The full set of benchmarks, the input files, and the ortholog inference results can be seen online at http://orthology.benchmarkservice.org/. A comprehensive summary of the benchmarks, as described above, is show in Fig. 4a–l for ortholog prediction software tools. The corresponding comparisons against online databases are shown in Additional file 1: Figure S2 and Additional file 1: S3. The complete datasets are available to download from Zenodo research archive at https://doi.org/10.5281/zenodo.1481147 [43].
Performance testing
We constructed sets of fungal proteomes of increasing size for performance testing.
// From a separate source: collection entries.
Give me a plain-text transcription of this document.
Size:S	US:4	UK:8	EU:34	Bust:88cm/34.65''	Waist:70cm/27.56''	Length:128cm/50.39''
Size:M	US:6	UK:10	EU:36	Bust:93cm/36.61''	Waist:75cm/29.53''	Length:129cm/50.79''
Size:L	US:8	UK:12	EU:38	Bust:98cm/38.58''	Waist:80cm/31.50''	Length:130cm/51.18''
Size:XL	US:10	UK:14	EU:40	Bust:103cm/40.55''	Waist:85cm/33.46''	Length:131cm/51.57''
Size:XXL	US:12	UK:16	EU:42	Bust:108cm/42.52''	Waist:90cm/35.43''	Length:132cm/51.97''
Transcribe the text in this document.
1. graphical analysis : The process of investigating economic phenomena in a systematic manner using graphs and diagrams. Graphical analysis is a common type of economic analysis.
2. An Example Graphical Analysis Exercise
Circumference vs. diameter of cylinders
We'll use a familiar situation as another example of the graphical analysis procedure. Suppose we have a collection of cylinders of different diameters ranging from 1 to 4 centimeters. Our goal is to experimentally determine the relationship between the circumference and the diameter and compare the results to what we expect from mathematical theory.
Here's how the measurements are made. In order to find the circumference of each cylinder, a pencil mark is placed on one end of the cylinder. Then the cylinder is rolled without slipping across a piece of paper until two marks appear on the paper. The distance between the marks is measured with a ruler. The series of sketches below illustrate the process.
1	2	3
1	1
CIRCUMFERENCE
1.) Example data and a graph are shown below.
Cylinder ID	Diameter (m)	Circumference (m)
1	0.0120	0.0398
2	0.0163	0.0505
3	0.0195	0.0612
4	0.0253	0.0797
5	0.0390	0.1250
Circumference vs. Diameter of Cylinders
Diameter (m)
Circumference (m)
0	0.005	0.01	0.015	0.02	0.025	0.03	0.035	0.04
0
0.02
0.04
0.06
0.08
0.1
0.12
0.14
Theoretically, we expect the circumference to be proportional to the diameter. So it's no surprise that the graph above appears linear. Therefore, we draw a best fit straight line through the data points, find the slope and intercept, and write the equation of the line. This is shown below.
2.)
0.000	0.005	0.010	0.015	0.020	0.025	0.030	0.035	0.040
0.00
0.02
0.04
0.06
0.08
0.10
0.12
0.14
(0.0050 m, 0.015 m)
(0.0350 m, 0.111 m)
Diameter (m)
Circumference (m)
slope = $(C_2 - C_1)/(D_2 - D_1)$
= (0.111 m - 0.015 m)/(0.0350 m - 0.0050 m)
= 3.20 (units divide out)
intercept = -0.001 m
Ensembl Genomes was interrogated on 6 November 2017 using its REST API [44] to identify all available fungal genomes. To achieve an even sampling of species, we selected 1 species per genera and excluded genomes from candidate phyla or phyla with fewer than 3 sequenced genomes. This gave a set of 272 species which were downloaded from the Ensembl FTP site [45]. We created datasets of increasing size by randomly selecting 4, 8, 16, 32, 64, 128, and 256 species such that the last common ancestor was the same for each dataset. Each dataset was analyzed using a single Intel E5-2640v3 Haswell node (16 cores) on the Oxford University ARCUS-B server using 16 parallel threads for OrthoFinder with DIAMOND (arguments: “-S diamond -t 16 -a 16”). The complete datasets for all analyzed species subsets are available for download from Zenodo at https://doi.org/10.5281/zenodo.1481147. All methods submitted to Quest for Orthologs that provided a user-runnable implementation of the method were tested on the same fungi datasets and the same ARCUS-B server nodes and run in parallel using 16 threads (when supported by the method).
Chordata dataset
The data for the OrthoFinder analysis of the ten Chordata species for the illustration of the results of an OrthoFinder analysis (Fig. 2a–h) are provided in the Zenodo archive https://doi.org/10.5281/zenodo.1481147. This includes the input proteomes, the OrthoFinder results, and the script used to generate the figures from the results. OrthoFinder was run with default settings (DIAMOND sequence search and DendroBLAST gene trees).